O regime de comunhão de adquiridos é um dos mais comuns em Portugal, mas nem sempre os casais compreendem totalmente as suas implicações legais, especialmente no que diz respeito à gestão de bens. Uma das dúvidas mais frequentes é: poderá um dos cônjuges, neste regime, deixar os seus bens em testamento a terceiros, como os progenitores, sem o consentimento do parceiro? A resposta é, sim, mas com algumas nuances importantes.
A estrutura do regime de comunhão de adquiridos
De acordo com o Código Civil português, o regime de comunhão de adquiridos distingue entre dois tipos de bens: os bens próprios e os bens comuns. Como estipulado no artigo 1722.º, os bens próprios incluem aqueles que o cônjuge já possuía antes do casamento, os bens que venha a receber por sucessão ou doação e ainda aqueles que adquire por direito próprio anterior ao casamento.
Por outro lado, os bens comuns englobam tudo o que for adquirido pelo casal durante o matrimónio, exceto os que sejam expressamente considerados próprios por lei. Ou seja, o produto do trabalho de cada cônjuge, bem como os bens adquiridos a título oneroso durante o casamento, entram na comunhão de bens, como explica o Polígrafo.
Agora, a grande questão: pode um cônjuge, sem a autorização do outro, fazer um testamento legando os seus bens próprios aos pais ou a outros familiares? Marta Costa, advogada especialista em Direito das Sucessões e da Família, esclarece que, “no âmbito do regime matrimonial da comunhão de adquiridos, cada cônjuge pode dispor livremente dos seus bens próprios por testamento, sem necessidade de consentimento do outro”.
Este direito, porém, não se aplica aos bens comuns.
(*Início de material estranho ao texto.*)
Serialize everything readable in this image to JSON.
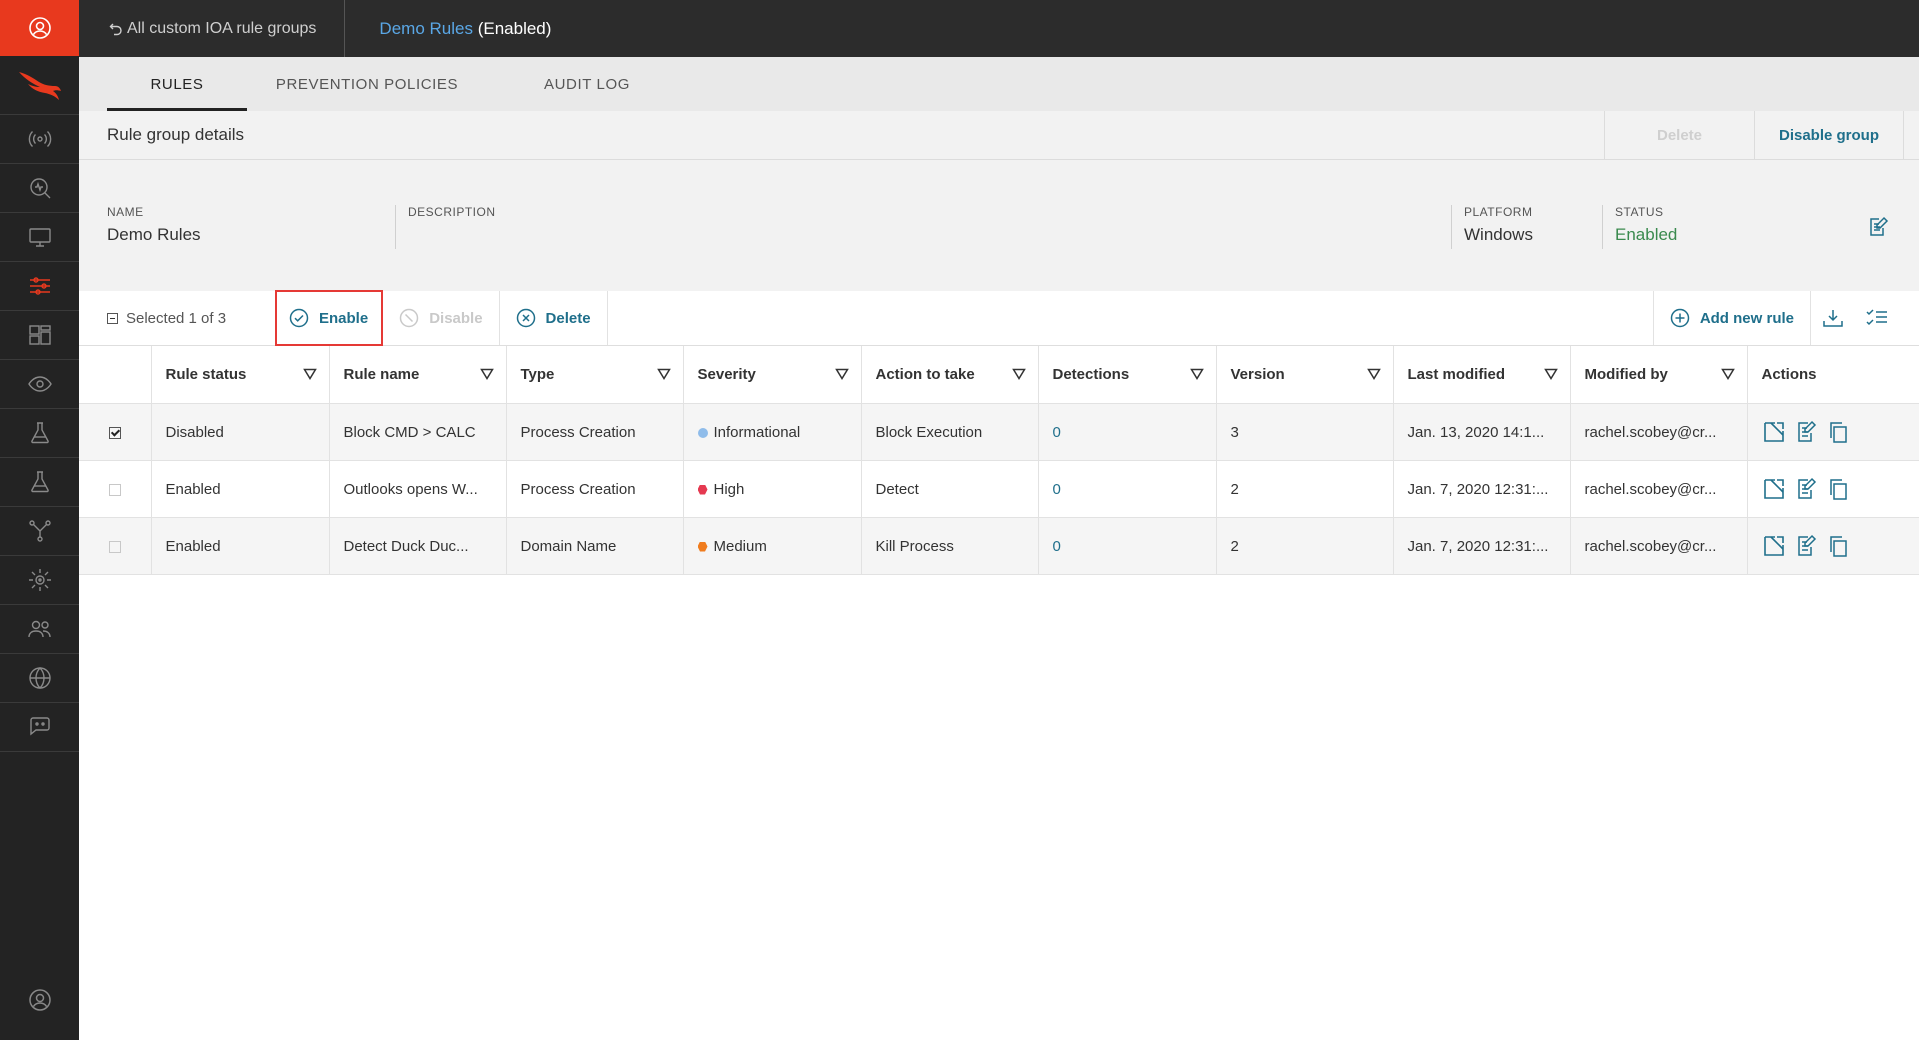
{
  "colors": {
    "accent": "#1f6f8b",
    "enabled_green": "#3a8a4e",
    "brand_red": "#e8391e",
    "sev_informational": "#8fbcea",
    "sev_high": "#e53950",
    "sev_medium": "#f07c1e"
  },
  "sidebar": {
    "items": [
      {
        "icon": "broadcast-icon"
      },
      {
        "icon": "search-activity-icon"
      },
      {
        "icon": "monitor-icon"
      },
      {
        "icon": "sliders-icon",
        "active": true
      },
      {
        "icon": "dashboard-icon"
      },
      {
        "icon": "eye-icon"
      },
      {
        "icon": "flask-icon"
      },
      {
        "icon": "flask-icon"
      },
      {
        "icon": "network-icon"
      },
      {
        "icon": "sun-target-icon"
      },
      {
        "icon": "users-icon"
      },
      {
        "icon": "globe-gear-icon"
      },
      {
        "icon": "chat-icon"
      }
    ]
  },
  "topbar": {
    "back_label": "All custom IOA rule groups",
    "group_name": "Demo Rules",
    "group_state": "(Enabled)"
  },
  "tabs": [
    {
      "label": "RULES",
      "active": true
    },
    {
      "label": "PREVENTION POLICIES",
      "active": false
    },
    {
      "label": "AUDIT LOG",
      "active": false
    }
  ],
  "details": {
    "title": "Rule group details",
    "delete_label": "Delete",
    "disable_label": "Disable group",
    "name_label": "NAME",
    "name_value": "Demo Rules",
    "description_label": "DESCRIPTION",
    "description_value": "",
    "platform_label": "PLATFORM",
    "platform_value": "Windows",
    "status_label": "STATUS",
    "status_value": "Enabled"
  },
  "toolbar": {
    "selected_text": "Selected 1 of 3",
    "enable_label": "Enable",
    "disable_label": "Disable",
    "delete_label": "Delete",
    "add_rule_label": "Add new rule"
  },
  "table": {
    "columns": [
      "Rule status",
      "Rule name",
      "Type",
      "Severity",
      "Action to take",
      "Detections",
      "Version",
      "Last modified",
      "Modified by",
      "Actions"
    ],
    "rows": [
      {
        "checked": true,
        "status": "Disabled",
        "name": "Block CMD > CALC",
        "type": "Process Creation",
        "severity": "Informational",
        "action": "Block Execution",
        "detections": "0",
        "version": "3",
        "modified": "Jan. 13, 2020 14:1...",
        "modified_by": "rachel.scobey@cr..."
      },
      {
        "checked": false,
        "status": "Enabled",
        "name": "Outlooks opens W...",
        "type": "Process Creation",
        "severity": "High",
        "action": "Detect",
        "detections": "0",
        "version": "2",
        "modified": "Jan. 7, 2020 12:31:...",
        "modified_by": "rachel.scobey@cr..."
      },
      {
        "checked": false,
        "status": "Enabled",
        "name": "Detect Duck Duc...",
        "type": "Domain Name",
        "severity": "Medium",
        "action": "Kill Process",
        "detections": "0",
        "version": "2",
        "modified": "Jan. 7, 2020 12:31:...",
        "modified_by": "rachel.scobey@cr..."
      }
    ]
  }
}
Segundo a advogada, se um cônjuge pretender incluir um bem comum no testamento, este só poderá ser deixado a terceiros sob a forma de um legado pecuniário, ou seja, o herdeiro terá direito ao valor do bem, e não ao bem em si. Para que o bem propriamente dito seja legado a um terceiro, será necessário o consentimento do outro cônjuge, o qual deverá intervir no testamento.
Contudo, mesmo no que toca aos bens próprios, há uma ressalva importante: a lei sucessória portuguesa estabelece a existência de herdeiros legitimários – aqueles que têm um direito inalienável à sua parte da herança, independentemente da vontade do testador. Entre estes herdeiros encontram-se o cônjuge, os descendentes e, na sua falta, os ascendentes.
Por isso, qualquer disposição testamentária que afete a quota legitimária de um herdeiro legitimário poderá ser reduzida ou até anulada, de forma a garantir que o cônjuge ou outros herdeiros legitimários recebem a parte que lhes é devida por lei.
Em resumo, é possível a um cônjuge em regime de comunhão de adquiridos deixar os seus bens próprios aos pais, ou a outros familiares, sem necessidade de consentimento do parceiro. Porém, os bens comuns exigem o acordo do cônjuge para serem deixados em testamento. Além disso, o testamento deverá sempre respeitar os direitos dos herdeiros legitimários, como o próprio cônjuge e os descendentes, para evitar litígios ou anulação de disposições testamentárias.
Em casamentos celebrados a partir de agosto de 2018, há ainda a opção de os nubentes, no momento da celebração do matrimónio, declararem que não pretendem ser herdeiros legitimários um do outro, caso optem pelo regime de separação de bens, uma possibilidade que traz mais flexibilidade à gestão patrimonial no seio do casal.